Alfalfa has always struck me as a bridge between the earth and the body, a plant that works as hard beneath the soil as it does within our cells.
When I walk through my gardens scattered with alfalfa plants, I see the familiar green leaves and tender stalks that the northern farmers cut for hay or sprouting seeds for our tables which is so easy to do. Alfalfa Sprouts
But what I do not see is what astonishes me most. Beneath my feet, alfalfa sends roots down, deeper and deeper, sometimes stretching more than fifteen meters below the surface. Seriously, they can go down that deep.
These roots penetrate layers of rock and compacted clay that most plants never reach. They tap into mineral reserves locked away far below, bringing them upward, transforming what was once inaccessible into food for life above ground. In this way alfalfa is not just a crop but a medicine for the soil, a natural miner that restores vitality to land worn thin.
Farmers have long planted alfalfa not only for forage but to heal their fields. Those roots break up hardpan, allowing air and water to circulate. The nodules on its roots host bacteria that fix nitrogen, adding fertility to the soil. Where once there was tired earth, alfalfa returns vigor. It is no surprise that regenerative farmers and soil stewards rely on it to rebuild. It does not merely feed the animals that graze it, it feeds the ground itself.

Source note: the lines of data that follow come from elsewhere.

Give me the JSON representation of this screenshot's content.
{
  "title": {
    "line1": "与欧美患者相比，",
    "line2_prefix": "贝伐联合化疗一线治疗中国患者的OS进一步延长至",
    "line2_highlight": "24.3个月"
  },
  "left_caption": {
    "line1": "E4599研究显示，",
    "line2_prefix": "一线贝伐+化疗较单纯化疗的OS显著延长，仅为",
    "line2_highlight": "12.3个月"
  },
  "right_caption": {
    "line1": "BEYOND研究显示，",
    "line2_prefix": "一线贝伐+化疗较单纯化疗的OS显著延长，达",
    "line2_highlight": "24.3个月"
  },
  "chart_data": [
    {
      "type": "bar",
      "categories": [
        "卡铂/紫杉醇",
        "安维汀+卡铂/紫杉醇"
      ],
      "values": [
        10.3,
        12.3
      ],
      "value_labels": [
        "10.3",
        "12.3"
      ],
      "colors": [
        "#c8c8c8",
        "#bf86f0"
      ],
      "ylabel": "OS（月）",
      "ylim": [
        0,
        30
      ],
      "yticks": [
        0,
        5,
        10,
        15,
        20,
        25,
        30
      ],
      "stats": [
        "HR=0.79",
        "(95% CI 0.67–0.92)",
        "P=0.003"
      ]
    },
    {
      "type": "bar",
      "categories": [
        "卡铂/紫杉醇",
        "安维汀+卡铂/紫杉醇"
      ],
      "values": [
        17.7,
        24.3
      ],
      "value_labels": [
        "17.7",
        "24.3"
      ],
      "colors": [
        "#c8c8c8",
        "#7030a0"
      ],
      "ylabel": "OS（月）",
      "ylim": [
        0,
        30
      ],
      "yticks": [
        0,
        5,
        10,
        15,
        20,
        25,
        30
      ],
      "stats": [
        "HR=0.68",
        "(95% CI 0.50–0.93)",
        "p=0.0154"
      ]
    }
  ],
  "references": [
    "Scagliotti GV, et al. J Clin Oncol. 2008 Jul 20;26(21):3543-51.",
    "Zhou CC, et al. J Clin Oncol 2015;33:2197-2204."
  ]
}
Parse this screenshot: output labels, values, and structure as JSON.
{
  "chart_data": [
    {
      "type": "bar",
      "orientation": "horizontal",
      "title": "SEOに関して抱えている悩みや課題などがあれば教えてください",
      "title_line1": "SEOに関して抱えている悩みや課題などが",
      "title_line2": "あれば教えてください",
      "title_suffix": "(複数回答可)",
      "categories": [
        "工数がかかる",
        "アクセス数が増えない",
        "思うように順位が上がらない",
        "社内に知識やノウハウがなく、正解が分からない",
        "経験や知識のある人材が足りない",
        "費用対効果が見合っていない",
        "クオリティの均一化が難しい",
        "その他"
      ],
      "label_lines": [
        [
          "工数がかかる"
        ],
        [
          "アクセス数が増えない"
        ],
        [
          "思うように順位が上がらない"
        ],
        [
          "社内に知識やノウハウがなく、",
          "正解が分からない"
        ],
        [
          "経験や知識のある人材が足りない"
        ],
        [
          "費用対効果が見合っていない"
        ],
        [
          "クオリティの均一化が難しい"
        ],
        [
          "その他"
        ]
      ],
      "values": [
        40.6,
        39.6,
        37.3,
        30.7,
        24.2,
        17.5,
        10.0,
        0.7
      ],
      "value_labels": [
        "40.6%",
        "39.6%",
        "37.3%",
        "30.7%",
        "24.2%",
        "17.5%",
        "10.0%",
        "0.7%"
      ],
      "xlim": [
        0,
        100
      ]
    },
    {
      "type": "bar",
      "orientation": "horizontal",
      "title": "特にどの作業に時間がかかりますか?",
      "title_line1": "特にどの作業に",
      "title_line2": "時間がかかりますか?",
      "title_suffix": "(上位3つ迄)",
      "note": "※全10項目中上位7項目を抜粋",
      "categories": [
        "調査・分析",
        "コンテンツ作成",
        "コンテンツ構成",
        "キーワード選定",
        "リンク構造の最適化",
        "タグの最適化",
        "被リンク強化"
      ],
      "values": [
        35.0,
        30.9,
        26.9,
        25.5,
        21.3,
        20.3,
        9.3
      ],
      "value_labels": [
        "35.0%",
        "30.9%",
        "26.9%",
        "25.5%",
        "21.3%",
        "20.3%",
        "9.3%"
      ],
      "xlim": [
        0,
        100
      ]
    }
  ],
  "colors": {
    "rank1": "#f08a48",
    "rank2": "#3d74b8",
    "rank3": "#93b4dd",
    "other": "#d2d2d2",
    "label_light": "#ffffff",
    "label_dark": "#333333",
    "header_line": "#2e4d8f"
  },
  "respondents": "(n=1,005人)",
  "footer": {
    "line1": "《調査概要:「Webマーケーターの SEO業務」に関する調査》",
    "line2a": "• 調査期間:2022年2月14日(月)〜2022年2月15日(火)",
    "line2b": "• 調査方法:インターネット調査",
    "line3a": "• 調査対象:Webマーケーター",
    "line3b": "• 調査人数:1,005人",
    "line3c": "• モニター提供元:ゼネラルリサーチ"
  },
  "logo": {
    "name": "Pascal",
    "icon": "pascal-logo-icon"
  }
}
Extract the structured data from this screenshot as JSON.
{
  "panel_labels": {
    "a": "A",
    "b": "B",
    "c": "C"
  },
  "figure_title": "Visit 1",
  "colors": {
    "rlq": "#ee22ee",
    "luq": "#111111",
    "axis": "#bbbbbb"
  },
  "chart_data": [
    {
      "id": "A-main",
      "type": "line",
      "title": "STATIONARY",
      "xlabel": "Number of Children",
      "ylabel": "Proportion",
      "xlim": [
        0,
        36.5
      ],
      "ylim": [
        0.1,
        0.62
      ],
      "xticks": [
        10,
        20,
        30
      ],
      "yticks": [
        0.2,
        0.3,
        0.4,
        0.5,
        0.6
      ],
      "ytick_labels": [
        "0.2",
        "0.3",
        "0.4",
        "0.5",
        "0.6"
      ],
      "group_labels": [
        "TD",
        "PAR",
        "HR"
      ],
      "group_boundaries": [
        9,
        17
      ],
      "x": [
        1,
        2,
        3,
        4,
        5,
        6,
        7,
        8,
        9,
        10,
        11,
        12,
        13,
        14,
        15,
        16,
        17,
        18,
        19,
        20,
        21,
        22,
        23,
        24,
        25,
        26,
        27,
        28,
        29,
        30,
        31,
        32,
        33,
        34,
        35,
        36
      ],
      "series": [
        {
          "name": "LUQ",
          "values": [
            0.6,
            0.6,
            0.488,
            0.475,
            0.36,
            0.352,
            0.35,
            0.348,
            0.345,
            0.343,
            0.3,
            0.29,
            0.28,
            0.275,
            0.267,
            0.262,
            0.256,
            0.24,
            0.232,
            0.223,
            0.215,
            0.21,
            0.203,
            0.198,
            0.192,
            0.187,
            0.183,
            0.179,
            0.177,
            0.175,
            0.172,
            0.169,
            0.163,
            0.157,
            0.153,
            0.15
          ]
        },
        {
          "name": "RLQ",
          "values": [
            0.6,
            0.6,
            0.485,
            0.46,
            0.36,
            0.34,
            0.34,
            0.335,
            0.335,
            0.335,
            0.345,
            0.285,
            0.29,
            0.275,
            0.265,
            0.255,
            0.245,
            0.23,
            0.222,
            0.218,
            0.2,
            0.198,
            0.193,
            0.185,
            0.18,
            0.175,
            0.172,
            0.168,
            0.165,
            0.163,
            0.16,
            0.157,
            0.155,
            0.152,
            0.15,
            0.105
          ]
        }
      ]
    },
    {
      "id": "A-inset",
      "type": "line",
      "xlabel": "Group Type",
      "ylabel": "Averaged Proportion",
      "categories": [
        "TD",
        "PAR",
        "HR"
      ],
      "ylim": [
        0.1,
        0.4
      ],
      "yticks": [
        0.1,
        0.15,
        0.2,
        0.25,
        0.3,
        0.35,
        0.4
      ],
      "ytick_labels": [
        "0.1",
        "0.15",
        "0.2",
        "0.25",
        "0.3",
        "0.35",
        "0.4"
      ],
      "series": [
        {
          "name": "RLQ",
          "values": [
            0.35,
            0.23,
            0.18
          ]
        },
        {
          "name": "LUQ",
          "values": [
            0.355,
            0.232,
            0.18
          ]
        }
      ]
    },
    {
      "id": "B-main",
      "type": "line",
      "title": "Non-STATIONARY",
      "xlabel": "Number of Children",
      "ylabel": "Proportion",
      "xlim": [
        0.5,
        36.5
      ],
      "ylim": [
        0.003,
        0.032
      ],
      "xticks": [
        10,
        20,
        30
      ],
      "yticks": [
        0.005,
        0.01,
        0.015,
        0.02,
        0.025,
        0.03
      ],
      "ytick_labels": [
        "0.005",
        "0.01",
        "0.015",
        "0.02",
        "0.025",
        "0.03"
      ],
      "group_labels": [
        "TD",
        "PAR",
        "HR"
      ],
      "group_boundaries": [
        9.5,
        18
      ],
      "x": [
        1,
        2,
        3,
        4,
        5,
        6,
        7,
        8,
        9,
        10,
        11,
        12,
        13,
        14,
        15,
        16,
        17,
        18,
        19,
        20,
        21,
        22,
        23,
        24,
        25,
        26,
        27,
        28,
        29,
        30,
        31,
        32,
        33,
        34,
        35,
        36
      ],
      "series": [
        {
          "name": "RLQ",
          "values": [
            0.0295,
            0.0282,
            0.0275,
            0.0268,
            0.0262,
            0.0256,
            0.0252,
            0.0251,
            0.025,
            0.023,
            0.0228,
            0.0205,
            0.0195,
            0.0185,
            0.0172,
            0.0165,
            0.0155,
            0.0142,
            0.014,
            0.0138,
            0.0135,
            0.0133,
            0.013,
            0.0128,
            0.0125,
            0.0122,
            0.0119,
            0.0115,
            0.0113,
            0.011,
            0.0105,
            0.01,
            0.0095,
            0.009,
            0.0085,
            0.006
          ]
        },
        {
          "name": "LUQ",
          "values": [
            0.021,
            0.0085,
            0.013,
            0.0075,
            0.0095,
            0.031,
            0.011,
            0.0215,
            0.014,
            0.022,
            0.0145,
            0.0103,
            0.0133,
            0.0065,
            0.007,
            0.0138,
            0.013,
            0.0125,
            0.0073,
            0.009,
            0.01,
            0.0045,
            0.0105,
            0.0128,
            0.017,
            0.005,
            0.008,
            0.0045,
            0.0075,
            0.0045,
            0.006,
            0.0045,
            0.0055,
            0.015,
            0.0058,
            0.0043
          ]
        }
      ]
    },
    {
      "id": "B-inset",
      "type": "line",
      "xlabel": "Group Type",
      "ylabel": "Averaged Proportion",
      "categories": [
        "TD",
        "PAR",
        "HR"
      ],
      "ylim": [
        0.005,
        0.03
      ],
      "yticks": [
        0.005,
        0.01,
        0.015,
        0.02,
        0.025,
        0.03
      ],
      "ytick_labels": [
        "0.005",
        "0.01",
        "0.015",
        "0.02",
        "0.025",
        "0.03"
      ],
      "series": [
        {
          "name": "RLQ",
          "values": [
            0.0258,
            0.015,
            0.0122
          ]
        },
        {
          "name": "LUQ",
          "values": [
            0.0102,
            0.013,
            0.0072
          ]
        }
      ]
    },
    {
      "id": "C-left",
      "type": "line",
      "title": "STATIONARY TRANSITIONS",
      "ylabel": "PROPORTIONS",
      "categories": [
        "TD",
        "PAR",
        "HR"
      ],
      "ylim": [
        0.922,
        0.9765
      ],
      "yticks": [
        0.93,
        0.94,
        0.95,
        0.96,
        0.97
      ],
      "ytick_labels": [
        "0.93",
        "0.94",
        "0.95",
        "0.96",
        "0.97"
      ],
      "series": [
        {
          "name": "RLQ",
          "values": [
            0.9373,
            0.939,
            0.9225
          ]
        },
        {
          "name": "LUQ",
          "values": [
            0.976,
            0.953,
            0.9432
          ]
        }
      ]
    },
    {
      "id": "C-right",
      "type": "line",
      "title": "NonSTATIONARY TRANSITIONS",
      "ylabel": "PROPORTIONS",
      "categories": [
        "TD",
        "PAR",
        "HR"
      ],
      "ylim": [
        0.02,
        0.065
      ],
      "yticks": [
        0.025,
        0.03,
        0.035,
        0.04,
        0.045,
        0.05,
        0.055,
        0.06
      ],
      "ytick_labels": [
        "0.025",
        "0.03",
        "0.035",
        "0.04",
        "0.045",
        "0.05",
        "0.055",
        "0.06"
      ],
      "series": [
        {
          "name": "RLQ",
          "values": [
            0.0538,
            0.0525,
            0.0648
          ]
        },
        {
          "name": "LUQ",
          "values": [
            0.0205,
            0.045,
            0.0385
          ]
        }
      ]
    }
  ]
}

In this sense alfalfa is a true alchemist of the land, converting stone and subsoil into nourishment, opening pathways for microbes, loosening what was compacted, and leaving behind a soil richer and more alive.
The same qualities that make alfalfa medicine for soil make it medicine for humans. When we eat young alfalfa sprouts or drink a tea of its leaves, we are receiving a concentrated distillation of minerals gathered from deep within the earth. Calcium, magnesium, phosphorus, potassium, iron, zinc, selenium, and trace elements often lacking in cultivated crops all appear in its tissues. It is as though the plant carries the memory of stone, offering us the mineral wealth of geological time in a form our bodies can absorb. No wonder it has been used for centuries as a tonic for strength and recovery. To consume alfalfa is to drink from the depths of the soil itself.
In my practice I have offered alfalfa to those weakened by illness, to women after childbirth, to elders losing vitality. The effect is gentle but steady, a gradual restoration of mineral balance. Its high chlorophyll content cleanses the blood, supporting the liver and intestines, while the minerals strengthen bones, teeth, and connective tissue.
I think of it as a green infusion of sunlight and stone, a food that nourishes both body and spirit. For people who live on refined foods and shallow-rooted crops, alfalfa brings what is missing. It offers back the richness that industrial agriculture has stripped from our diets.
I often pause at the metaphor hidden here. We too need to send our roots deep, beyond the surface distractions, into the hidden layers of ourselves and of the earth. Only then can we draw up the minerals of wisdom and resilience that sustain us. Alfalfa shows us how. It does not remain on the surface, content with what is easy. It pushes down relentlessly until it touches the old stones, the ancient layers, and it drinks. Then it shares those gifts freely with animals, with soil, with us. It is a teacher of perseverance and generosity.
Harvesting alfalfa is easy because it grows abundantly anywhere. I should have included it my Wild Plants Herb Book – next edition!
The young leaves and tops can be dried for tea or powdered for supplements. The seeds can be sprouted for crisp, living food full of enzymes. In the soil it can be mown and turned in as green manure, enriching the field for the crops that follow. Each form carries the essence of its deep roots. Whether you are a farmer replenishing soil fertility, a healer offering nourishment, or a gardener watching sprouts unfurl on a windowsill, you are partaking in the mineral cycle that begins far underground.
I believe alfalfa will become increasingly important in times ahead, not only as a forage crop but as a reminder of how life connects from stone to soil to seed to body. In its humble stems and trifoliate leaves lies a story of renewal. It gathers from the depths, it shares without hesitation, and it heals both earth and human. When I taste the green bitterness of alfalfa tea I taste more than a plant, I taste the memory of mountains eroded into soil, of rain carrying minerals into cracks, of roots drawing them upward, and of the body gratefully receiving what only the earth could give.